You need to see her in person before making these kinds of assumptions, and then try to help her get professional help if you're sure. Maybe talk to her family members. But don't accuse her of anything, and don't pressure her. You'll only make it worse.
**EDIT** I got really off topic, but I felt it was something I still needed to admit to people. So don't look at this as advice, this is just me trying to make sense of me.
I struggled a bit with disordered eating but it was more a symptom of my mental illness than an actual eating disorder. For me I did stupid things for attention and I want to explain the mindset behind that. At least how it was for me.
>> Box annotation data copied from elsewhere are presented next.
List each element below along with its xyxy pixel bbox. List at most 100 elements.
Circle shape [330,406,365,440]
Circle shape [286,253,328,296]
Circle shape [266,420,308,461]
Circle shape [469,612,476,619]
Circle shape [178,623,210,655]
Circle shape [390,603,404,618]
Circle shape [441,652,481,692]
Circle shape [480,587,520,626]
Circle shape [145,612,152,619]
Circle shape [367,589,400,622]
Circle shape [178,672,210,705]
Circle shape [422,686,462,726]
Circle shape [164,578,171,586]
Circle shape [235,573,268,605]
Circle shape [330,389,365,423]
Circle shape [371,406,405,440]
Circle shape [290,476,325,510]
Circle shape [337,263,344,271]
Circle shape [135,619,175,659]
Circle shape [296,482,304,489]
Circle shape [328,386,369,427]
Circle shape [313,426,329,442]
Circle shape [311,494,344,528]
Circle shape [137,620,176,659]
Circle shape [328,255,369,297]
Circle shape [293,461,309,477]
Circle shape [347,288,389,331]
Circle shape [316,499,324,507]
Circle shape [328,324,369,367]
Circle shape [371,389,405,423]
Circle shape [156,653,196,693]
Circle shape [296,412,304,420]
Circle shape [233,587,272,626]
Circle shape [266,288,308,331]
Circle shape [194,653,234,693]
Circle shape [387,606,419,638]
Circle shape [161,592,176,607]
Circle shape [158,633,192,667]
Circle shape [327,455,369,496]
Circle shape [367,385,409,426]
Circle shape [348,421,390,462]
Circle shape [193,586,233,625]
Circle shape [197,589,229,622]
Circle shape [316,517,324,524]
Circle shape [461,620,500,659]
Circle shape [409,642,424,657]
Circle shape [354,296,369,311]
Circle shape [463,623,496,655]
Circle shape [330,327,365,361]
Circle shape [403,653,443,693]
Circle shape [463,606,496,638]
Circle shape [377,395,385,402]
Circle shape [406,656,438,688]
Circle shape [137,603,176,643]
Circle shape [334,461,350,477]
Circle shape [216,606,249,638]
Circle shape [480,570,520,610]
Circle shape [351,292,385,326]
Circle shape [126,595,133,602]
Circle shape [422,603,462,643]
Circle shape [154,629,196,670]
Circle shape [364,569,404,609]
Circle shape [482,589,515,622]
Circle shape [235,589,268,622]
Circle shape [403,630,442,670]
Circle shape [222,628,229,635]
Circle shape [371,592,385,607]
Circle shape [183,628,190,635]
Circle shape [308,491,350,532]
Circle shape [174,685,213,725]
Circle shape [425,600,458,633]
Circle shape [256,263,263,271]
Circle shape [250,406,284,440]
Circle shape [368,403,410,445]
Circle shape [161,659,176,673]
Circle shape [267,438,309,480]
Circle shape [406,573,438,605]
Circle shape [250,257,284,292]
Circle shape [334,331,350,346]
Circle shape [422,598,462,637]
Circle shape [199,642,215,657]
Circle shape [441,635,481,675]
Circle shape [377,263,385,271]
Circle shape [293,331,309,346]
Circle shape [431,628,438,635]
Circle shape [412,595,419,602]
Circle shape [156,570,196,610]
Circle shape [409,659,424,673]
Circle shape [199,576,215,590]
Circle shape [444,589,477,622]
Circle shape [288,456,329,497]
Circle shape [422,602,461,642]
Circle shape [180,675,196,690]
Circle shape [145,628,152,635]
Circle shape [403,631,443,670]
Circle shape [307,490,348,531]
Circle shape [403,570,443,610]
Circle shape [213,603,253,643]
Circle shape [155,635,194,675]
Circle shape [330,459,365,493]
I pulled a few really stupid stunts for attention. I wanted people to see just how bad it was for me mentally. Because I couldn't find a way to articulate "I need help" I tried to force their hand by trying to get them to save me. I look back and cringe at some of the things I've said or done. The issue was that I also hated to be confronted about my problems. I was a master manipulator and an accomplished liar. All of which I now understand is part of my mental illness (borderline). I hated drama but thrived on attention. I destroyed so many friendships.
What helped me was non-confrontational conversations that weren't face to face. I found it easier to open up and be honest if I didn't have to see disappointment or horror in their face. I'm still that way. I find myself lying to my therapist constantly because I can't face her thinking I'm weak. I know it doesn't make much sense but that's just how I am.